President Boris Yeltsin's decree, signed Friday, boosted the powerful company's tax bill by raising excise duties on natural gas from 25 percent to 35 percent.
Yeltsin's edict also removed the special status of the company's stabilization fund, containing a large portion of its hard-currency export revenues, which has been shrouded in secrecy.
Oksana Dmitriyeva, a member of the State Duma's committee on taxes, said the fund is currently worth around 20 trillion rubles. But specialists said it was difficult to predict how much revenue could now be raised from the fund, just as it is unclear which taxes can be levied.
A huge company, Gazprom produced 570 billion cubic meters of natural gas last year, making it the world's largest gas producer. It sold about 110 billion cubic meters abroad at world prices last year.
Gazprom's 1994 annual report shows the firm paid taxes of almost 10 trillion rubles ($2.2 billion) on revenue of 38.4 trillion rubles. But many economists say the company's real revenues are likely much higher at $24 billion, or around 8 percent of gross domestic product.

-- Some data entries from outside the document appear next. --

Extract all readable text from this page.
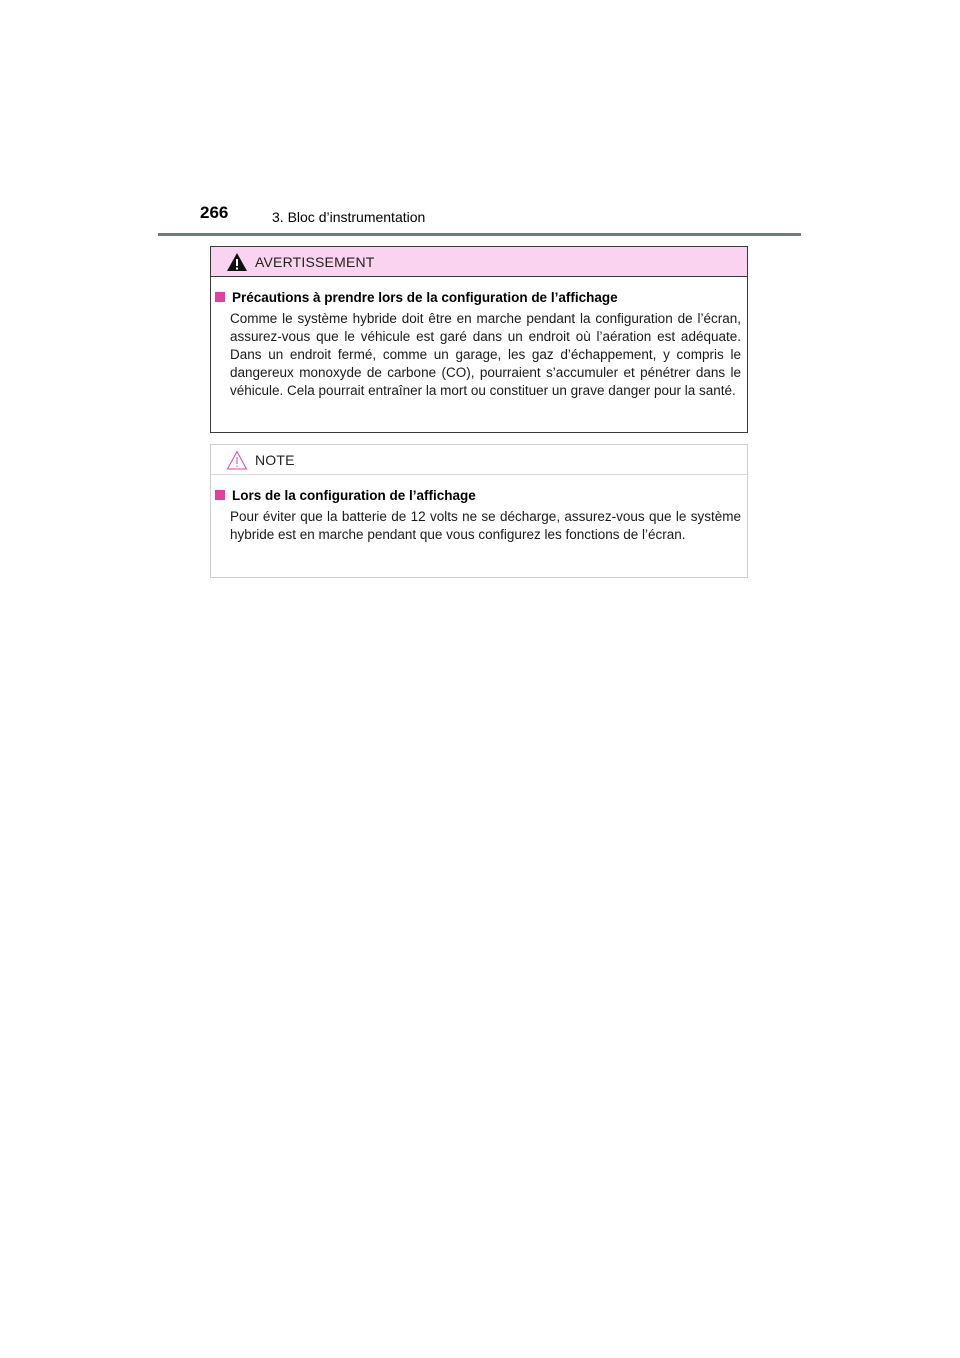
266	3. Bloc d’instrumentation
AVERTISSEMENT
Précautions à prendre lors de la configuration de l’affichage
Comme le système hybride doit être en marche pendant la configuration de l’écran, assurez-vous que le véhicule est garé dans un endroit où l’aération est adéquate. Dans un endroit fermé, comme un garage, les gaz d’échappement, y compris le dangereux monoxyde de carbone (CO), pourraient s’accumuler et pénétrer dans le véhicule. Cela pourrait entraîner la mort ou constituer un grave danger pour la santé.
NOTE
Lors de la configuration de l’affichage
Pour éviter que la batterie de 12 volts ne se décharge, assurez-vous que le système hybride est en marche pendant que vous configurez les fonctions de l’écran.
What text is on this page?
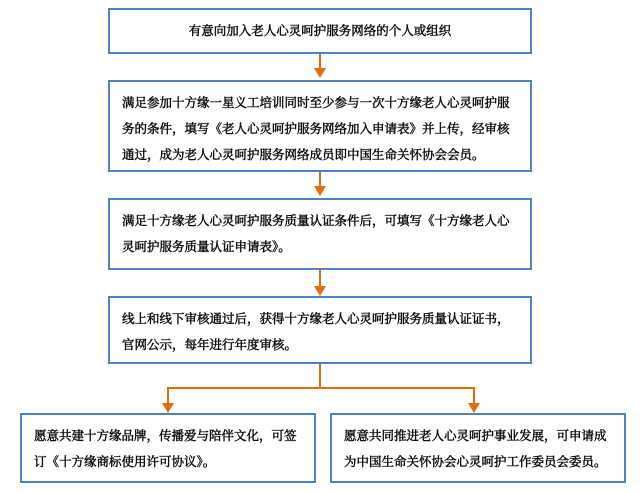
有意向加入老人心灵呵护服务网络的个人或组织
满足参加十方缘一星义工培训同时至少参与一次十方缘老人心灵呵护服务的条件，填写《老人心灵呵护服务网络加入申请表》并上传，经审核通过，成为老人心灵呵护服务网络成员即中国生命关怀协会会员。
满足十方缘老人心灵呵护服务质量认证条件后，可填写《十方缘老人心灵呵护服务质量认证申请表》。
线上和线下审核通过后，获得十方缘老人心灵呵护服务质量认证证书，官网公示，每年进行年度审核。
愿意共建十方缘品牌，传播爱与陪伴文化，可签订《十方缘商标使用许可协议》。
愿意共同推进老人心灵呵护事业发展，可申请成为中国生命关怀协会心灵呵护工作委员会委员。
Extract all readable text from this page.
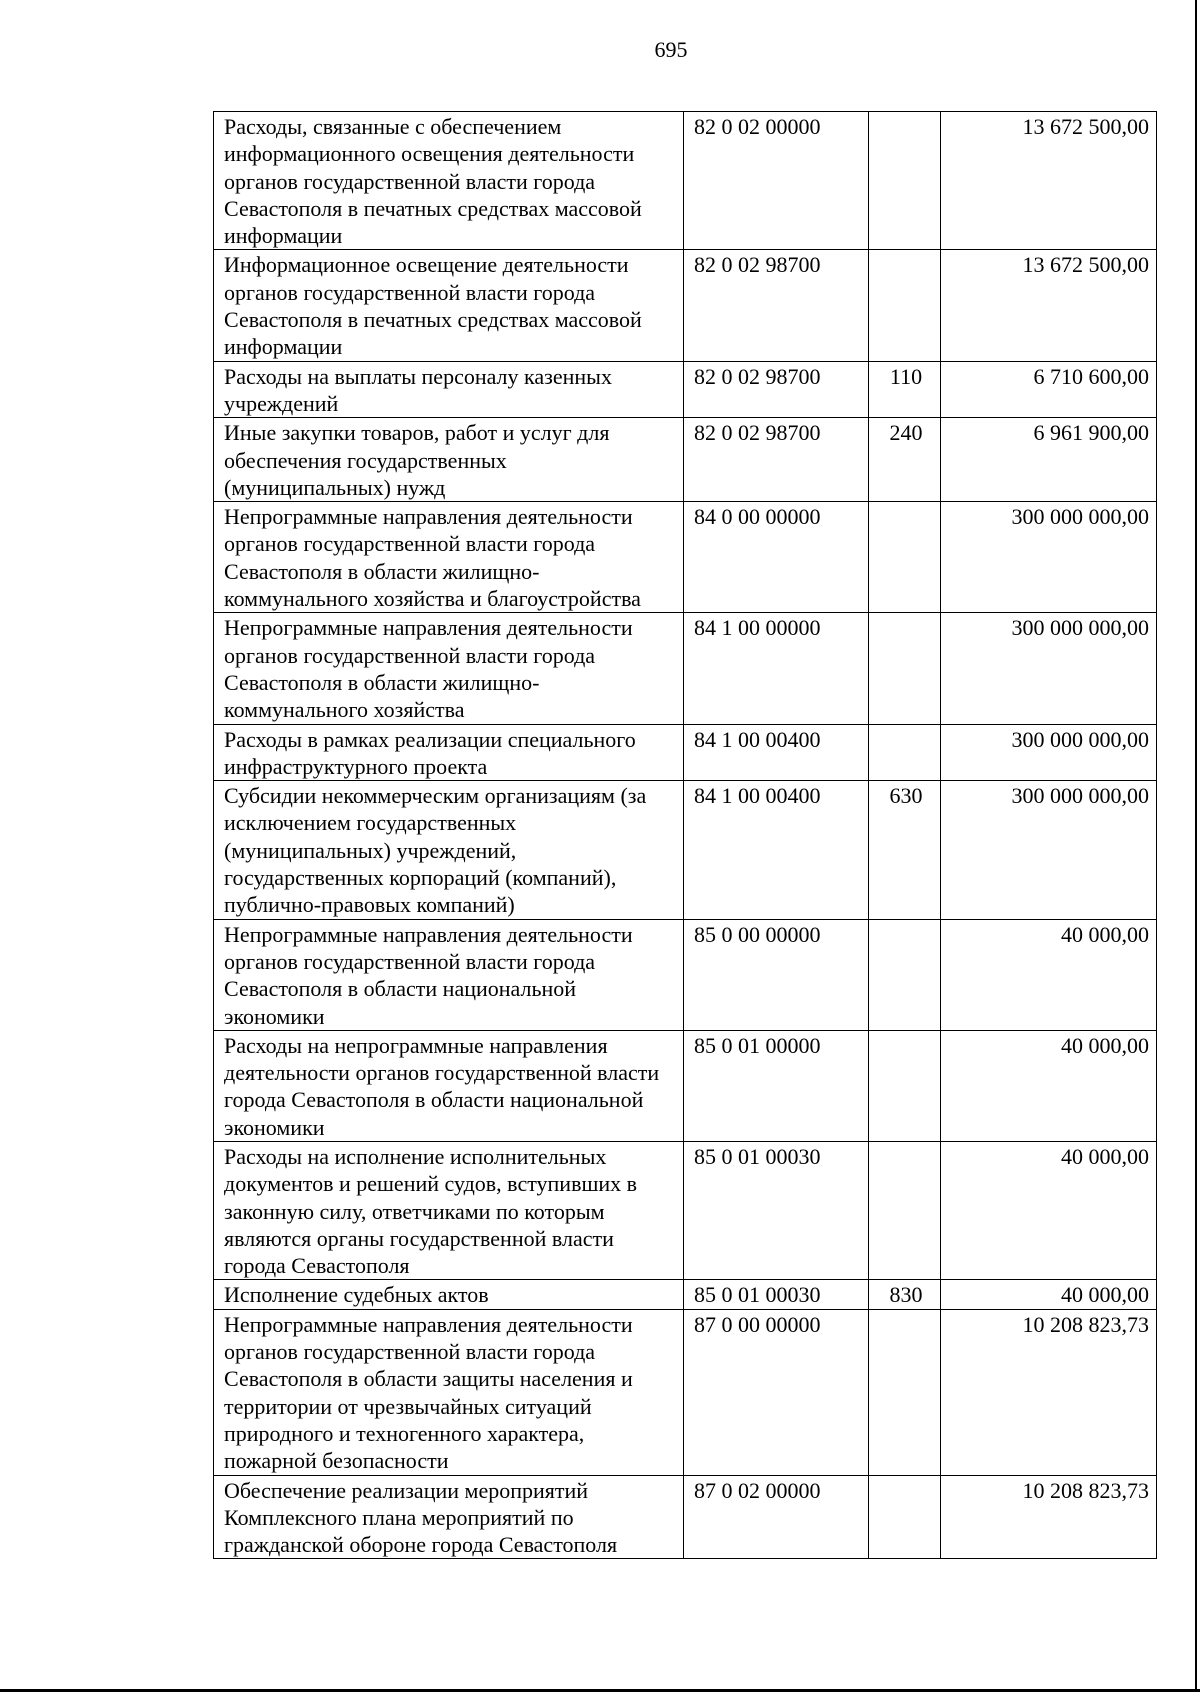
695
Расходы, связанные с обеспечением информационного освещения деятельности органов государственной власти города Севастополя в печатных средствах массовой информации	82 0 02 00000		13 672 500,00
Информационное освещение деятельности органов государственной власти города Севастополя в печатных средствах массовой информации	82 0 02 98700		13 672 500,00
Расходы на выплаты персоналу казенных учреждений	82 0 02 98700	110	6 710 600,00
Иные закупки товаров, работ и услуг для обеспечения государственных (муниципальных) нужд	82 0 02 98700	240	6 961 900,00
Непрограммные направления деятельности органов государственной власти города Севастополя в области жилищно-коммунального хозяйства и благоустройства	84 0 00 00000		300 000 000,00
Непрограммные направления деятельности органов государственной власти города Севастополя в области жилищно-коммунального хозяйства	84 1 00 00000		300 000 000,00
Расходы в рамках реализации специального инфраструктурного проекта	84 1 00 00400		300 000 000,00
Субсидии некоммерческим организациям (за исключением государственных (муниципальных) учреждений, государственных корпораций (компаний), публично-правовых компаний)	84 1 00 00400	630	300 000 000,00
Непрограммные направления деятельности органов государственной власти города Севастополя в области национальной экономики	85 0 00 00000		40 000,00
Расходы на непрограммные направления деятельности органов государственной власти города Севастополя в области национальной экономики	85 0 01 00000		40 000,00
Расходы на исполнение исполнительных документов и решений судов, вступивших в законную силу, ответчиками по которым являются органы государственной власти города Севастополя	85 0 01 00030		40 000,00
Исполнение судебных актов	85 0 01 00030	830	40 000,00
Непрограммные направления деятельности органов государственной власти города Севастополя в области защиты населения и территории от чрезвычайных ситуаций природного и техногенного характера, пожарной безопасности	87 0 00 00000		10 208 823,73
Обеспечение реализации мероприятий Комплексного плана мероприятий по гражданской обороне города Севастополя	87 0 02 00000		10 208 823,73
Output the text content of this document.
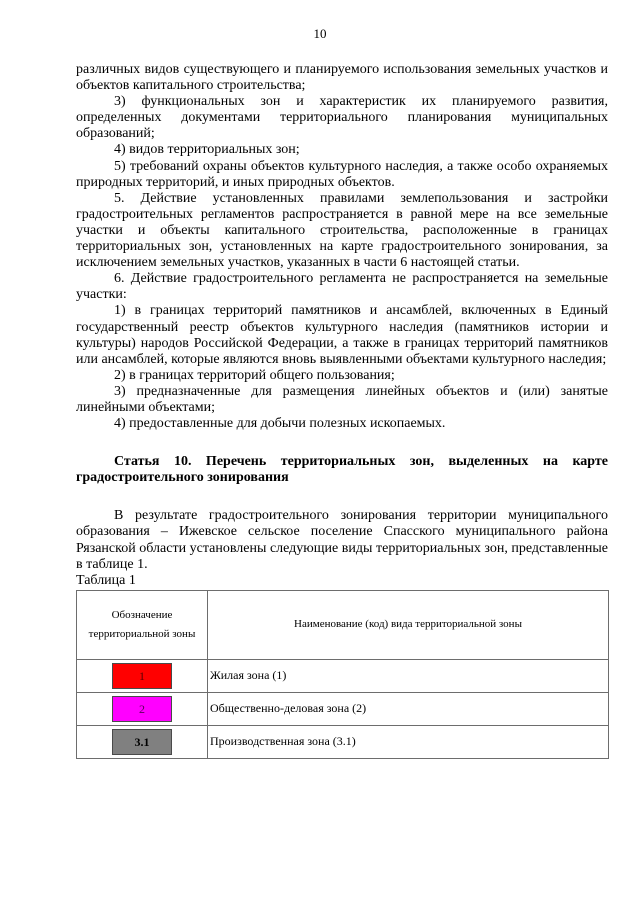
10

различных видов существующего и планируемого использования земельных участков и объектов капитального строительства;

3) функциональных зон и характеристик их планируемого развития, определенных документами территориального планирования муниципальных образований;

4) видов территориальных зон;

5) требований охраны объектов культурного наследия, а также особо охраняемых природных территорий, и иных природных объектов.

5. Действие установленных правилами землепользования и застройки градостроительных регламентов распространяется в равной мере на все земельные участки и объекты капитального строительства, расположенные в границах территориальных зон, установленных на карте градостроительного зонирования, за исключением земельных участков, указанных в части 6 настоящей статьи.

6. Действие градостроительного регламента не распространяется на земельные участки:

1) в границах территорий памятников и ансамблей, включенных в Единый государственный реестр объектов культурного наследия (памятников истории и культуры) народов Российской Федерации, а также в границах территорий памятников или ансамблей, которые являются вновь выявленными объектами культурного наследия;

2) в границах территорий общего пользования;

3) предназначенные для размещения линейных объектов и (или) занятые линейными объектами;

4) предоставленные для добычи полезных ископаемых.

Статья 10. Перечень территориальных зон, выделенных на карте градостроительного зонирования

В результате градостроительного зонирования территории муниципального образования – Ижевское сельское поселение Спасского муниципального района Рязанской области установлены следующие виды территориальных зон, представленные в таблице 1.

Таблица 1

Обозначение территориальной зоны	Наименование (код) вида территориальной зоны
1	Жилая зона (1)
2	Общественно-деловая зона (2)
3.1	Производственная зона (3.1)
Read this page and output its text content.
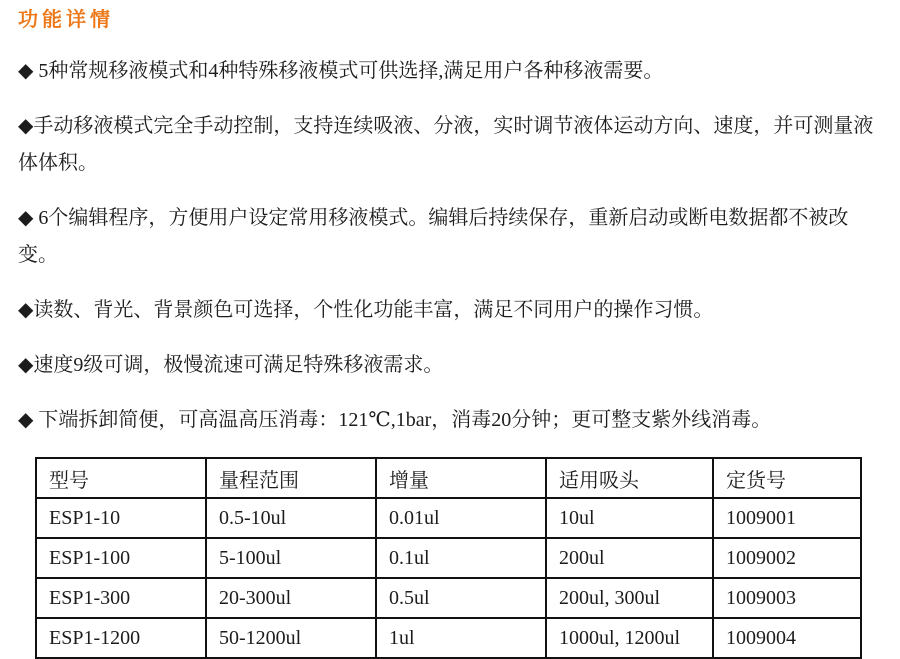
功能详情

◆ 5种常规移液模式和4种特殊移液模式可供选择,满足用户各种移液需要。

◆手动移液模式完全手动控制，支持连续吸液、分液，实时调节液体运动方向、速度，并可测量液体体积。

◆ 6个编辑程序，方便用户设定常用移液模式。编辑后持续保存，重新启动或断电数据都不被改变。

◆读数、背光、背景颜色可选择，个性化功能丰富，满足不同用户的操作习惯。

◆速度9级可调，极慢流速可满足特殊移液需求。

◆ 下端拆卸简便，可高温高压消毒：121℃,1bar，消毒20分钟；更可整支紫外线消毒。

型号	量程范围	增量	适用吸头	定货号
ESP1-10	0.5-10ul	0.01ul	10ul	1009001
ESP1-100	5-100ul	0.1ul	200ul	1009002
ESP1-300	20-300ul	0.5ul	200ul, 300ul	1009003
ESP1-1200	50-1200ul	1ul	1000ul, 1200ul	1009004
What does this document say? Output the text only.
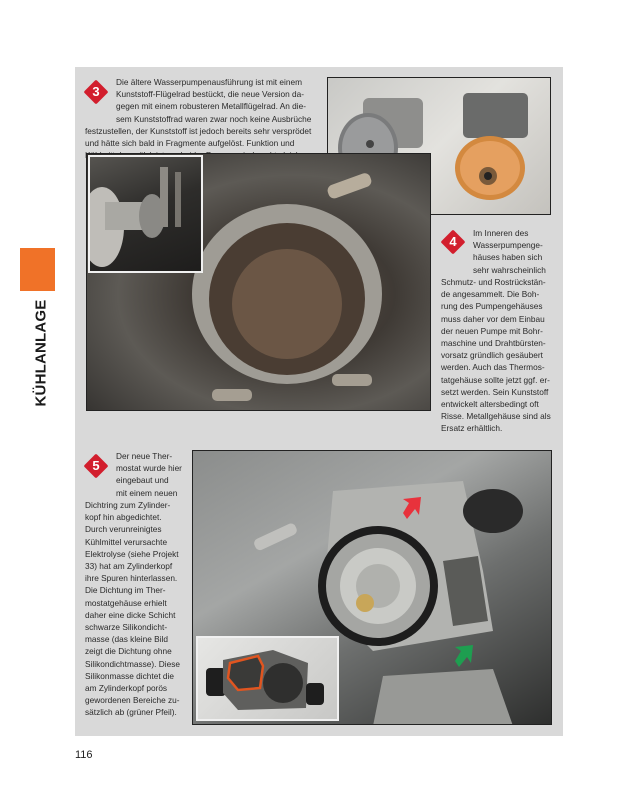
KÜHLANLAGE
3
Die ältere Wasserpumpenausführung ist mit einem
Kunststoff-Flügelrad bestückt, die neue Version da-
gegen mit einem robusteren Metallflügelrad. An die-
sem Kunststoffrad waren zwar noch keine Ausbrüche
festzustellen, der Kunststoff ist jedoch bereits sehr versprödet
und hätte sich bald in Fragmente aufgelöst. Funktion und
4
Im Inneren des
Wasserpumpenge-
häuses haben sich
sehr wahrscheinlich
Schmutz- und Rostrückstän-
de angesammelt. Die Boh-
rung des Pumpengehäuses
muss daher vor dem Einbau
der neuen Pumpe mit Bohr-
maschine und Drahtbürsten-
vorsatz gründlich gesäubert
werden. Auch das Thermos-
tatgehäuse sollte jetzt ggf. er-
setzt werden. Sein Kunststoff
entwickelt altersbedingt oft
Risse. Metallgehäuse sind als
Ersatz erhältlich.
5
Der neue Ther-
mostat wurde hier
eingebaut und
mit einem neuen
Dichtring zum Zylinder-
kopf hin abgedichtet.
Durch verunreinigtes
Kühlmittel verursachte
Elektrolyse (siehe Projekt
33) hat am Zylinderkopf
ihre Spuren hinterlassen.
Die Dichtung im Ther-
mostatgehäuse erhielt
daher eine dicke Schicht
schwarze Silikondicht-
masse (das kleine Bild
zeigt die Dichtung ohne
Silikondichtmasse). Diese
Silikonmasse dichtet die
am Zylinderkopf porös
gewordenen Bereiche zu-
sätzlich ab (grüner Pfeil).
116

Russia -- struggling to close a budget deficit -- desperately needs new sources of revenue. Privatization receipts have been disappointing this year and a senior Finance Ministry official said last week that the tax service has failed to collect between 30 and 40 percent of its budget.
By bringing Gazprom into line with the rest of Russian business, the president could provide a major boost to the treasury's coffers, economists said Monday.
"It is very serious money and a very serious help," said Alexander Pochinok, deputy head of the State Duma's committee on the budget, taxes, banks and finance.
But he added that the extent to which the fund would help the budget depended on which taxes Gazprom would now have to pay, something that is still unclear."I am not ready to be happy about money we haven't received yet," he said. "Everything depends on how fully and quickly [the decree] is implemented."
Dmitriyeva of the Duma's tax committee said tax revenues from Gazprom's stabilization fund are included in this year's budget. All non-budgetary funds were supposed to have been eliminated at the beginning of 1995, she said.
Sergei Pavlenko, director of the governmental Center for Economic Reform, said Gazprom will face further problems when a law on domestic monopolies and control over energy prices comes into force later this year.
The law sets a ceiling on energy prices, which cannot rise by more than 70 percent of the inflation rate in the previous quarter, he said. It will also force the mining, sales and transportation departments of Gazprom to work under different regulations, he said.
"In a year, or a year and a half, Gazprom itself will understand that it is easier to work as different corporate bodies within one company," Pavlenko said.